Groupon also plans to enter the competitive delivery market. The leading daily deal company bought OrderUp, a delivery company that operates in Baltimore, Chicago, Denver and smaller cities with high student populations. OrderUp will continue to operate independently while Groupon uses the company’s technology to bring deliveries to bigger cities.
Amazon local is testing deliveries in Seattle, Yelp is using Eat24 as a springboard into the delivery market, and Groupon is testing the waters in the Great Lakes area of Chicago, so GrubHub is facing an uncertain future in this highly competitive environment.
The benefits of paying 13.5 percent for each order don’t seem to justify the costs for most restaurants, which also have to support payroll, delivery costs, ingredients, preparation and other expenses of managing a delivery service. Of course, thriving delivery services that get extra business from GrubHub can spread their in-house delivery costs over a wider base of customers. If it’s just a matter of marketing, restaurants have plenty of technology tools to market their own delivery services and avoid paying high commission rates.
Deliveries offer solid benefits and increased income for restaurants, but escalating fees, untrusted reviews and lots of competition make choosing GrubHub a business gamble.
We like any system that can generate more income for restaurants.
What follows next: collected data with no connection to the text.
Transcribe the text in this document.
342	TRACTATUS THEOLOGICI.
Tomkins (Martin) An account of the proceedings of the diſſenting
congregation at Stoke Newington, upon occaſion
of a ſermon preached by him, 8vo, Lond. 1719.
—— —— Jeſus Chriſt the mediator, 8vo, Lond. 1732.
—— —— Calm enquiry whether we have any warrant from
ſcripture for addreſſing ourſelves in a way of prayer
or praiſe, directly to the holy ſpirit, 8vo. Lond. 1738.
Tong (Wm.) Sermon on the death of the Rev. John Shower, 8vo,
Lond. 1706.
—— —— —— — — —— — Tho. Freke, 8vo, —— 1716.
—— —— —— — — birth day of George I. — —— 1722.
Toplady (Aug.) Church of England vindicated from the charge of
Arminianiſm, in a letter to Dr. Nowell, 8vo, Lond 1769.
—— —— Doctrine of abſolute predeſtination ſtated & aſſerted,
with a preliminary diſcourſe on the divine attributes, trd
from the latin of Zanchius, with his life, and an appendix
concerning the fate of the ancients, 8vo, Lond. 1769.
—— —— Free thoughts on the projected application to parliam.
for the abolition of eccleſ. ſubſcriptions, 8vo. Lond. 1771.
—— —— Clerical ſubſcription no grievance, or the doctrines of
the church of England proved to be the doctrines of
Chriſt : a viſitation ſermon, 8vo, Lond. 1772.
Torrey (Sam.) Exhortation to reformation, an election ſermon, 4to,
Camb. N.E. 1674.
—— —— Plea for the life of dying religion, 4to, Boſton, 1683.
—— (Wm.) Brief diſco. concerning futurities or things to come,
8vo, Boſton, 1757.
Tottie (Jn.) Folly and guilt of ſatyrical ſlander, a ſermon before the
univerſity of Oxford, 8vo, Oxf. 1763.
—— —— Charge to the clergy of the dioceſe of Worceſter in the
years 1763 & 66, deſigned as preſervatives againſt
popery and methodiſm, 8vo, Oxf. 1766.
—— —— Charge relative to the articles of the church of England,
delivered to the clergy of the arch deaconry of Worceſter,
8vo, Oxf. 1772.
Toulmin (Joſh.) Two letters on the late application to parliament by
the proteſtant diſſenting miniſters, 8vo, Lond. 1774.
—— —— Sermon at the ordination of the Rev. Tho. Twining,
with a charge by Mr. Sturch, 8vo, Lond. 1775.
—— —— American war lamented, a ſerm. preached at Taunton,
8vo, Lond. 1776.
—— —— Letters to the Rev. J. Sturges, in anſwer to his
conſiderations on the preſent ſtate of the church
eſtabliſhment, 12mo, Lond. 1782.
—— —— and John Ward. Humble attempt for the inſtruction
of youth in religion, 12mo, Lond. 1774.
If you’re already delivering to customers, GrubHub can supplement the orders you receive, provide a big Internet presence and marketing boost while you expand your delivery database.
We’re troubled by allegations that both Seamless and GrubHub engage in the practice of writing and publishing fraudulent reviews. We’re amazed that GrubHub charges higher commissions to restaurants that receive more orders; it’s usually vice versa.
GrubHub can expand your marketing presence with customers in your area and send some extra delivery orders your way, which is useful if you get delivery orders from other sources. Any restaurant that starts a delivery service and relies only on GrubHub orders probably won’t earn enough profit to justify delivering meals. We withhold comment on GrubHub’s decision to deliver meals until the option has been priced, tested and verified with restaurants throughout the country.